There I found not only my own drama but became enmeshed in the drama of others and I have to say, for a straight arrow Catholic school boy, it was pretty invigorating (also heartrending, terrifying and joyful at the same time). The problem was that I dove into a world I wasn’t quite ready for. I needed a little seasoning and when I think back to my earliest days there I cringe.
Of course relationships dominate any discussion of drama. As I said I was really ill equipped to handle what I was reaching for. I hid away for four years at an all-boys school and reaped the consequences of it. At SRPL I was lucky because I worked with guys who were friends of mine long before we arrived there, so I was somewhat insulated and immediately accepted (I was the last to arrive).
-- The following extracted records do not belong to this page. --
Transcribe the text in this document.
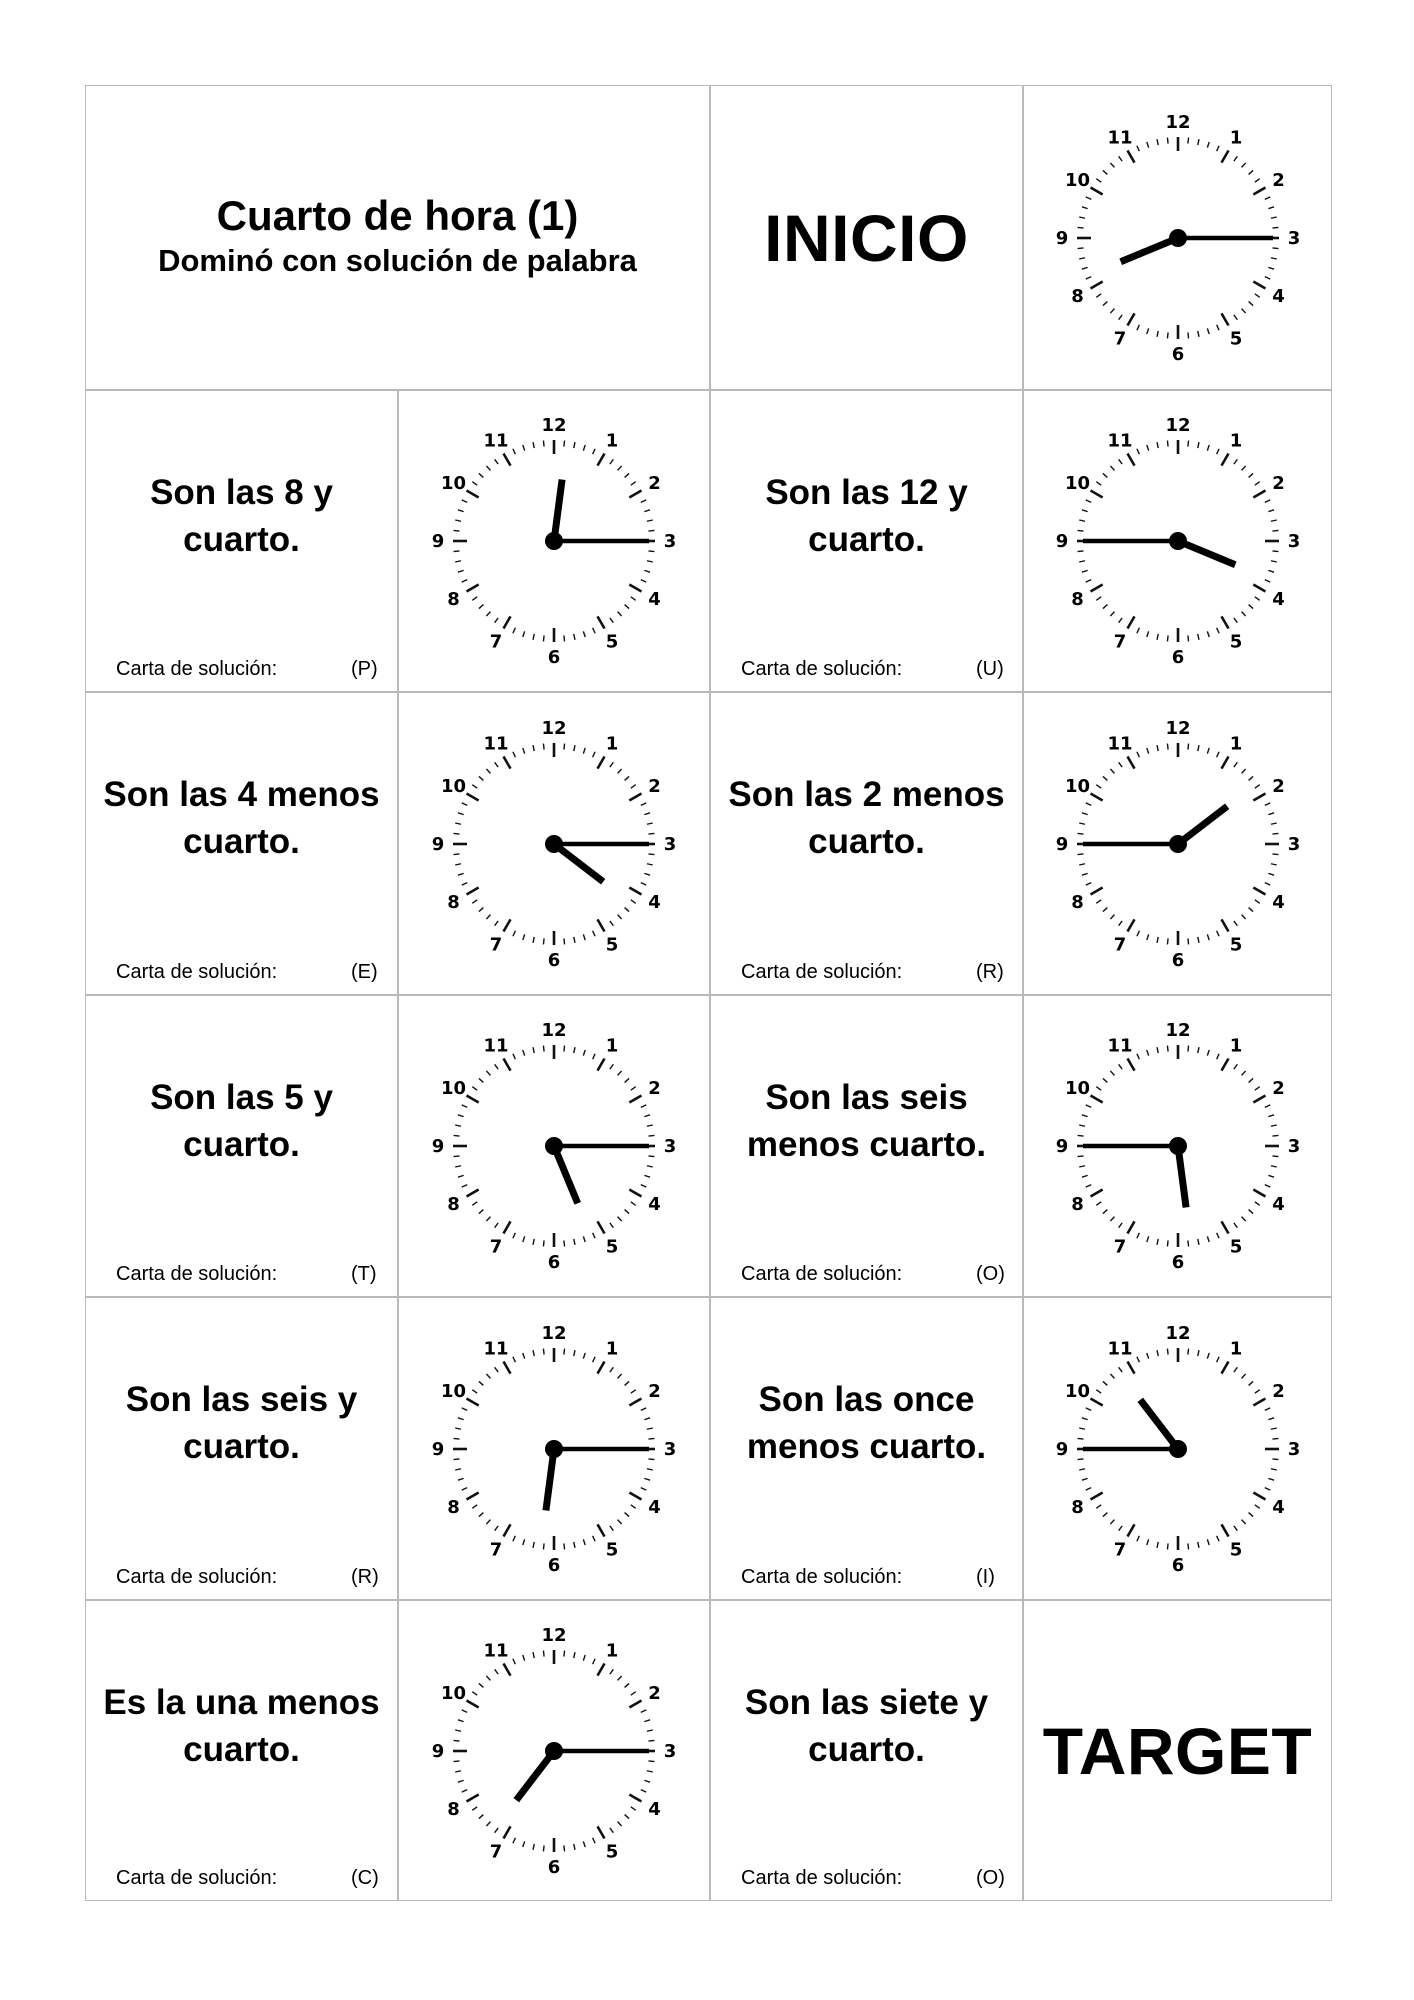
Cuarto de hora (1)
Dominó con solución de palabra INICIO
12
1
2
3
4
5
6
7
8
9
10
11
Son las 8 y cuarto.
Carta de solución:	(P)
12
1
2
3
4
5
6
7
8
9
10
11
Son las 12 y cuarto.
Carta de solución:	(U)
12
1
2
3
4
5
6
7
8
9
10
11
Son las 4 menos cuarto.
Carta de solución:	(E)
12
1
2
3
4
5
6
7
8
9
10
11
Son las 2 menos cuarto.
Carta de solución:	(R)
12
1
2
3
4
5
6
7
8
9
10
11
Son las 5 y cuarto.
Carta de solución:	(T)
12
1
2
3
4
5
6
7
8
9
10
11
Son las seis menos cuarto.
Carta de solución:	(O)
12
1
2
3
4
5
6
7
8
9
10
11
Son las seis y cuarto.
Carta de solución:	(R)
12
1
2
3
4
5
6
7
8
9
10
11
Son las once menos cuarto.
Carta de solución:	(I)
12
1
2
3
4
5
6
7
8
9
10
11
Es la una menos cuarto.
Carta de solución:	(C)
12
1
2
3
4
5
6
7
8
9
10
11
Son las siete y cuarto.
Carta de solución:	(O)
TARGET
All of us were desperate to have these experiences but I’d say we all lacked the tools. After almost a year of bumbling I finally got it right and settled into my first real relationship. I had never experienced such highs and lows in my entire life. It was like a drug. It was pure drama. Melodrama might be a better word.
Sometimes I wonder if I had experienced these things earlier in my life would I have been better equipped to handle them. I really doubt it. What I’ve observed as the years go by is that at whatever point in your life you experience this stuff all the silly drama manifests, especially if you’re in a group setting like SRPL was.
When we arrived at SRPL a group of friends seemed to gradually “cocoon” around us in the first year. Soon, a few of us were dating some of the girls and as the group became larger, well…let’s just say not everyone loved everyone else. Friction ensued and mini-dramas popped up here and there like little wildfires.
There were such a disparate number of personalities that all this was inevitable, I suppose. I’m certainly guilty of not handling certain incidents well and maintaining loyalty to certain individuals and throwing others to the wolves. After a few years dealing with my dramas and my friends dramas there were moments where I felt like, “This is what I wanted so badly??”
Those first 2-3 years at SRPL were fraught with drama and then I was lucky enough to experience drama from other quarters, which got to be a little too much for me to handle. Things started to cool down after a time. The larger SRPL group didn’t really last very long in the grand scheme. Eventually, we kind of ended up back where we started – just us guys. I enjoyed the quiet.
There was certainly more drama to be had, right up until I left. In fact, drama is what sent me packing from SRPL. But a funny thing happened when I came back four years later. I was the older guy watching and listening to the dramas of my younger colleagues and smiling that “oh how quaint” smile as they related their stories and I wondered if I could pay my mortgage or how I would buy a new car when my wife’s died, or how I would deal with my insane neighbor who I called the cops on.
I’m not saying that their drama was somehow less than mine - just different, no less real and no less meaningful. It’s a rite of passage. And I’m also not claiming I’m above the dramas and personality conflicts that occur between human beings now as I approach 40. I wish I was, but I am surely not.
What I will say is that I shun drama as much as possible now in the light of the issues that confront most people my age who are married and have families, but more than 20 years ago when I arrived at SRPL I was lapping it up with a spoon like a kid who had just discovered ice cream.